Last June, the progressive blogosphere erupted in outrage over an article I published in the Washington Post on marriage and domestic violence. Much of the outrage was understandable, as the first headline the Post ran was inflammatory, inaccurate, and unapproved by me:
But some of the outrage directed towards the article focused on the conclusion that Robin Fretwell Wilson and I drew about the connection between family structure and the safety of women and children. We pointed out the data show that women and children are much less likely to be the victims of violence when they are living in an intact marriage: “Married women are notably safer than their unmarried peers, and girls raised in a home with their married father are markedly less likely to be abused or assaulted than children living without their own father.”
This conclusion, and the substance of our article, raised the ire of Mona Chalabi at FiveThirtyEight, who wrote that we “misused the data on violence against women.” Our sins? We reported a Department of Justice study showing that married women are markedly less likely to be the victims of intimate partner violence than are single women and women living in “other household” arrangements, and another DOJ study that found that never-married women are almost four times more likely to be victims of violent crime, compared to married women.
The problem with featuring this research, according to Chalabi, was that we did not qualify it by acknowledging that other factors such as “education, income and race could also partly explain trends in intimate violence” and even confound the link between marriage and women’s safety. Forget, for a second, that reportage and commentary on bivariate relationships is now a staple of explanatory journalism (e.g., Vox’s recent report on racial disparities in police shootings). Let’s just take Chalabi’s critique at face value: Is it possible that dramatic differences in domestic violence associated with marital status are really just a consequence of underlying socioeconomic differences between married women and unmarried women—for instance, that married women tend to be better educated and better off than their unmarried peers?
Data Indicates Marriage Itself Makes a Major Difference
Not likely, judging by an article posted yesterday at Family Studies by Nicholas Zill, a psychologist and the founding executive director of Child Trends. Using data from the 2011-12 National Survey of Children’s Health, which surveyed more than 90,000 parents of children aged 17 and under, Zill reports that domestic violence is much lower in families headed by intact, married parents. The figure below shows differences, by family structure, in the odds that parents reported that their child had ever seen or heard “any parents, guardians, or any other adults in the home slap, hit, kick, punch, or beat each other up,” after adjusting for differences in the sex, age, and race or ethnicity of the child, as well as family income, poverty status, and parent education.
So, even after controlling for Chalabi’s pet variables—“education, income and race”—Zill finds that homes headed by never-married, separated, or divorced mothers are about five times more likely to expose children to domestic violence, compared to homes headed by married, biological parents. What’s more: family structure outweighs education, income, and race in predicting the odds that children witness domestic violence in the home.

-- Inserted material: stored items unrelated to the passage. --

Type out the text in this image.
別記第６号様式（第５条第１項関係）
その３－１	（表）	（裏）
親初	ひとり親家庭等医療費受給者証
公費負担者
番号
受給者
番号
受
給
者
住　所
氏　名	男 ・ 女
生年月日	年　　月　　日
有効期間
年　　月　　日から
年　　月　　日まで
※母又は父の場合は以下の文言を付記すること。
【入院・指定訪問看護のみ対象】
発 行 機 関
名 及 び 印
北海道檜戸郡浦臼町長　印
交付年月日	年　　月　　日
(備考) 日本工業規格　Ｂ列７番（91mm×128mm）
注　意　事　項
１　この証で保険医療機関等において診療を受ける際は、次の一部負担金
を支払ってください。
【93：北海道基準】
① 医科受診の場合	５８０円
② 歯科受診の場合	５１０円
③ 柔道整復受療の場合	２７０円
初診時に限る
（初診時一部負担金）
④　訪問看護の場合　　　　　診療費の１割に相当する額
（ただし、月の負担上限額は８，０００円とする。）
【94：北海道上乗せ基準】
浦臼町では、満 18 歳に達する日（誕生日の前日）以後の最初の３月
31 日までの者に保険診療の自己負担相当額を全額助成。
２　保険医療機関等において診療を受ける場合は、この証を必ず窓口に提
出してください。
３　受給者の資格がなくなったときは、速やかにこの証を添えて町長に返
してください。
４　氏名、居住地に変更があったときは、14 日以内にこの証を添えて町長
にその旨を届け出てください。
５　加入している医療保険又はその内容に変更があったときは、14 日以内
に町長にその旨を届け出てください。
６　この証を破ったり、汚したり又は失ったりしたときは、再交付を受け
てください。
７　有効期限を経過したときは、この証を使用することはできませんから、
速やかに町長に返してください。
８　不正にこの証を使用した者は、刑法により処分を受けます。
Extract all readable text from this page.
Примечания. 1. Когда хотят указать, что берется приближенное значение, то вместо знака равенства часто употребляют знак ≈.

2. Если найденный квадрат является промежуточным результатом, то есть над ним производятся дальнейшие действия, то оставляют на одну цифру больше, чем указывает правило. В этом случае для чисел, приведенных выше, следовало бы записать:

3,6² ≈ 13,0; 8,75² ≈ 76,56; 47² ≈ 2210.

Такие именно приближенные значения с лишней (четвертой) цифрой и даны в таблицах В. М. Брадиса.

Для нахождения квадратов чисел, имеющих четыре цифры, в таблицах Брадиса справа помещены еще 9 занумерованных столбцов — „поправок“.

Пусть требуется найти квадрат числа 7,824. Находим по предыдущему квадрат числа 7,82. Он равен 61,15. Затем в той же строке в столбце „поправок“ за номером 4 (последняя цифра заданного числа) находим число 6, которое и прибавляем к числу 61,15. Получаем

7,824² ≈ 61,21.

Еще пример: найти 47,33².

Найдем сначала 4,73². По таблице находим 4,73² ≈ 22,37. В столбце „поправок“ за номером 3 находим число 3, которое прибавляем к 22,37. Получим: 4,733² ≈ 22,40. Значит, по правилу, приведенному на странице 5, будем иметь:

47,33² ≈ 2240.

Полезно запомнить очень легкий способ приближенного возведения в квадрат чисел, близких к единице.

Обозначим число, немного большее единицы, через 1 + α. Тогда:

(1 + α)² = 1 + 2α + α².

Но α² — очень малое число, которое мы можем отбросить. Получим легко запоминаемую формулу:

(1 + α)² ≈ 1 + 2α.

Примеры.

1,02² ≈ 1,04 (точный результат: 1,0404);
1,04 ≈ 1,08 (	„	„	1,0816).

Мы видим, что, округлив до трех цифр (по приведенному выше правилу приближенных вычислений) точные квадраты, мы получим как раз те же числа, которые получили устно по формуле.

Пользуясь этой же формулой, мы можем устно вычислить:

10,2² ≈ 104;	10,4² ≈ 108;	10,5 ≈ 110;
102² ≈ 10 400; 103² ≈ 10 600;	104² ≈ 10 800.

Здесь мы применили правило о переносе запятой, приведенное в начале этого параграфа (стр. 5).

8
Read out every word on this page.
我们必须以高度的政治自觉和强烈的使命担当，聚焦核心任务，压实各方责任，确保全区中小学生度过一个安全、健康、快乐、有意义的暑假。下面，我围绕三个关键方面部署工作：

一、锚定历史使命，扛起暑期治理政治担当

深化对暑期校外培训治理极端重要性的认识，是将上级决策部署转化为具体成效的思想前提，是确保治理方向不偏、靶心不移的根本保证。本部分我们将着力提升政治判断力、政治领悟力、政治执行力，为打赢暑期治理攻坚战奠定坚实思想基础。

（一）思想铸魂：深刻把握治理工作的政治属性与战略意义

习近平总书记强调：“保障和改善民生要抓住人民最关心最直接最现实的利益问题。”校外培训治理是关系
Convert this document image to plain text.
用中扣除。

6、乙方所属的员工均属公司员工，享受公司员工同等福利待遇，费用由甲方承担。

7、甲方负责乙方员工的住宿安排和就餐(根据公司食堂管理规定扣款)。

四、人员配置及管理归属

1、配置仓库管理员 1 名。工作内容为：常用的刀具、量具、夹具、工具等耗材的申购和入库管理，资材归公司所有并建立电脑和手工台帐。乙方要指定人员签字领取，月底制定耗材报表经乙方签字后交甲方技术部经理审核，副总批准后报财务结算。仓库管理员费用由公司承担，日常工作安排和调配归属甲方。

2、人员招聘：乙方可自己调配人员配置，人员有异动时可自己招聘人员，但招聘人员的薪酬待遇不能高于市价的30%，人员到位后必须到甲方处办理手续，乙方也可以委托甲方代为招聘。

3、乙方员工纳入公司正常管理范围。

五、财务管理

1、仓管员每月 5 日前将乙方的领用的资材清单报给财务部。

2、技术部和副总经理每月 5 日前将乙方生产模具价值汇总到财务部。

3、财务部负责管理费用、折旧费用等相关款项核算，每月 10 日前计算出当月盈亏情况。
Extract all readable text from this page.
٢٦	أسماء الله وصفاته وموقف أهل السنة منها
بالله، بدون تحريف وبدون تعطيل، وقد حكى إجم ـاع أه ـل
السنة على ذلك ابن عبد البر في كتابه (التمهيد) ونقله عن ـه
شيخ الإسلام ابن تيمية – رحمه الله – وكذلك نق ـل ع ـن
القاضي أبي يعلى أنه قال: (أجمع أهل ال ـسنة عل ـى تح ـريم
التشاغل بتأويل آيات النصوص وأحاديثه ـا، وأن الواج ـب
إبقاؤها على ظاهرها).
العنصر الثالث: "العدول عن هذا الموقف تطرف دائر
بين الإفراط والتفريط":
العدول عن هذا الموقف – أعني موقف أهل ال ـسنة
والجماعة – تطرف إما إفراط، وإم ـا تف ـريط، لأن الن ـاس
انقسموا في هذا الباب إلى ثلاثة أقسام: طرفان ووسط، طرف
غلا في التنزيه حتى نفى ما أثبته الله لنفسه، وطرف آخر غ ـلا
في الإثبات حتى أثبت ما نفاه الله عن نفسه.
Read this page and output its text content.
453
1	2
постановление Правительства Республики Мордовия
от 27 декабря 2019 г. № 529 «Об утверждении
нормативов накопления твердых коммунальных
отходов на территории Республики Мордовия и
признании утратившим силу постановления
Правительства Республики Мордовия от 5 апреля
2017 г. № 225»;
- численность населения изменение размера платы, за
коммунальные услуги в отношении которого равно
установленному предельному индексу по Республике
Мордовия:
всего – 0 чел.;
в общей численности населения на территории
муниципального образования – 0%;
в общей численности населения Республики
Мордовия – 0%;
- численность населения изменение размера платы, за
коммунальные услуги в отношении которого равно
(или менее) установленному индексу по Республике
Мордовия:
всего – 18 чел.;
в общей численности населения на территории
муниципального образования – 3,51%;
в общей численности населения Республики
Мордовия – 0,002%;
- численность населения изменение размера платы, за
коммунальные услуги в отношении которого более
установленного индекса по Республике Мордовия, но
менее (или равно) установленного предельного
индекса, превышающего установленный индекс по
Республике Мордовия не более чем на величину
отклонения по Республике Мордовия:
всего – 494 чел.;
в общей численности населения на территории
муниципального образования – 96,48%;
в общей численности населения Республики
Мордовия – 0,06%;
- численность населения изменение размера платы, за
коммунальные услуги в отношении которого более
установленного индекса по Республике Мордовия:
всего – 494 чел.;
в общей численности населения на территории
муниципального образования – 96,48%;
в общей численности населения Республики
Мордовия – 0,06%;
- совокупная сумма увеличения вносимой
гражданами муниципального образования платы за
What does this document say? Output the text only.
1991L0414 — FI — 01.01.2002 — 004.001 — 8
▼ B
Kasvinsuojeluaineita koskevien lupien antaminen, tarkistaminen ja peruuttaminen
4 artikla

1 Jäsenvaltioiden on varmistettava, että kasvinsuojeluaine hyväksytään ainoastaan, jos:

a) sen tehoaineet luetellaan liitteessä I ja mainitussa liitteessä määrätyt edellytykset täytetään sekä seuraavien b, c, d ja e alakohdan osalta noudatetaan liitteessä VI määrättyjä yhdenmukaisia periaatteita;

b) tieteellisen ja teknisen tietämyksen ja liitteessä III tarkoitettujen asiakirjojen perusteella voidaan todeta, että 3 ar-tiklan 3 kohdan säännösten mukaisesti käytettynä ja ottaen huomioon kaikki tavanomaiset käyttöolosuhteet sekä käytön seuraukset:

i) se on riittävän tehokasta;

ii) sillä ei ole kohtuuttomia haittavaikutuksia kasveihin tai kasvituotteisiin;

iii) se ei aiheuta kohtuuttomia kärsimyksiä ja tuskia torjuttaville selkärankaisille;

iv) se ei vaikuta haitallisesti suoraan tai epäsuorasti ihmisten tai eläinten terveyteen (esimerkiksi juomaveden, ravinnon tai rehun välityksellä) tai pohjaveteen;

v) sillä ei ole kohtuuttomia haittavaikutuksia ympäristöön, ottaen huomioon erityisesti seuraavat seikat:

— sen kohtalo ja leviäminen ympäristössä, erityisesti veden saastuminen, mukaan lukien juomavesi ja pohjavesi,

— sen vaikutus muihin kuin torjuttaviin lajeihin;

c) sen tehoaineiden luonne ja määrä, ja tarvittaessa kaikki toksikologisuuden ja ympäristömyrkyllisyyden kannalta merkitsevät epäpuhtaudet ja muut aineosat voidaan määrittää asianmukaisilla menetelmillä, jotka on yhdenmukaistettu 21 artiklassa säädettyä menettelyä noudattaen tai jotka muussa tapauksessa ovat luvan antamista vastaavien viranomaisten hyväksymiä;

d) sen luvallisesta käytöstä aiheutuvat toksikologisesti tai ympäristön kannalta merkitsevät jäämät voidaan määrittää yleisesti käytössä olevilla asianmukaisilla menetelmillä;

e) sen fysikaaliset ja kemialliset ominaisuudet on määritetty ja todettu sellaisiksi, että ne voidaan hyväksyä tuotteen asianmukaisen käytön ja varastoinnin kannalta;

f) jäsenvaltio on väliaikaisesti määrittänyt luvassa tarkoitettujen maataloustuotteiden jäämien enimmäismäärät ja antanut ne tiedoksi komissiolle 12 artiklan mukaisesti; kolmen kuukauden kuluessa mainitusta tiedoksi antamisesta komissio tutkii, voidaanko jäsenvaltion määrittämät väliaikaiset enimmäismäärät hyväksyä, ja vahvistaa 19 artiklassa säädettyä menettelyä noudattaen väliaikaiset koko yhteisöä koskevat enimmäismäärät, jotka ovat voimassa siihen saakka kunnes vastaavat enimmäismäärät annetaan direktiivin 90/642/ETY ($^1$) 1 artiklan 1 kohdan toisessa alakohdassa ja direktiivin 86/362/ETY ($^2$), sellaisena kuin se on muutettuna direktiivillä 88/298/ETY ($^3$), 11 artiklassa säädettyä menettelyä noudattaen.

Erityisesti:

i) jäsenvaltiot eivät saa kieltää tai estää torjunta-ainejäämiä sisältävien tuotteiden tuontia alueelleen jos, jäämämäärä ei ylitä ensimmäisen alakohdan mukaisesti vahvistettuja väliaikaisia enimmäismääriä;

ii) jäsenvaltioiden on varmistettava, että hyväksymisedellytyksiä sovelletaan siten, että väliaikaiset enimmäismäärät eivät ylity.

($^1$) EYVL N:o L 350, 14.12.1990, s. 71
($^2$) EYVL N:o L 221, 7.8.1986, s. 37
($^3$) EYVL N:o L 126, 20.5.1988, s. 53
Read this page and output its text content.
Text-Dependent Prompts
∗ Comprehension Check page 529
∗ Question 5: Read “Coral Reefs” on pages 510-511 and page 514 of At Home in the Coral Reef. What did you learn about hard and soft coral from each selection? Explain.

To be sure, Zill’s new analysis does not cover childless women, and the question posed in this survey does not specifically focus on violence against women in the home. But Zill’s article tells us that American mothers and children are much more likely to live in violence-free homes when the mother is married to the father of her children. This relationship holds even after taking into account the confounding variables Chalabi was most concerned about. So, at least judging by what’s happening in American families, this new study provides yet more empirical evidence in support of the thesis that married homes are safer.
Marriage Even Matters More than Money
The close correlation between marital status and violence in the American family does not prove that marriage makes families safer. As Wilson and I noted in The Washington Post: “part of the story is about what social scientists call a “selection effect,” namely, women in healthy, safe relationships are more likely to select into marriage, and women in unhealthy, unsafe relationships often lack the power to demand marriage or the desire to marry. Of course, women in high conflict marriages are more likely to select into divorce.” In other words, high-quality relationships are more likely to turn into marriages and steer clear of divorce court.
But it’s also likely that at least part of the story here is causal. That’s because, as we also pointed out in the Post: “men tend to settle down after they marry, to be more attentive to the expectations of friends and kin, to be more faithful, and to be more committed to their partners—factors that minimize the risk of violence.” It’s also the case that the family instability and low commitment associated with forming families outside of marriage—often, now, in a cohabiting relationship—generates its own conflictual dynamics. Research from the University of Chicago has found, for instance, that jealousy and violence are more common among cohabiting couples than married couples in the United States.
The bottom line: this new study provides yet more evidence that violence against women (not to mention their intimates and children) is markedly rarer in families headed by married parents regardless of how well-off or well- educated mom is. We can speculate about the precise mechanisms—is it the commitment, the stability, the mutual support, the kinship ties, or the sexual fidelity marriage fosters more than its alternatives?—that accounts for this empirical link. But what should be clear to analysts willing to follow the data wherever it leads is this: a healthy marriage seems to matter more than money when it comes to minimizing the scourge of domestic violence in American families.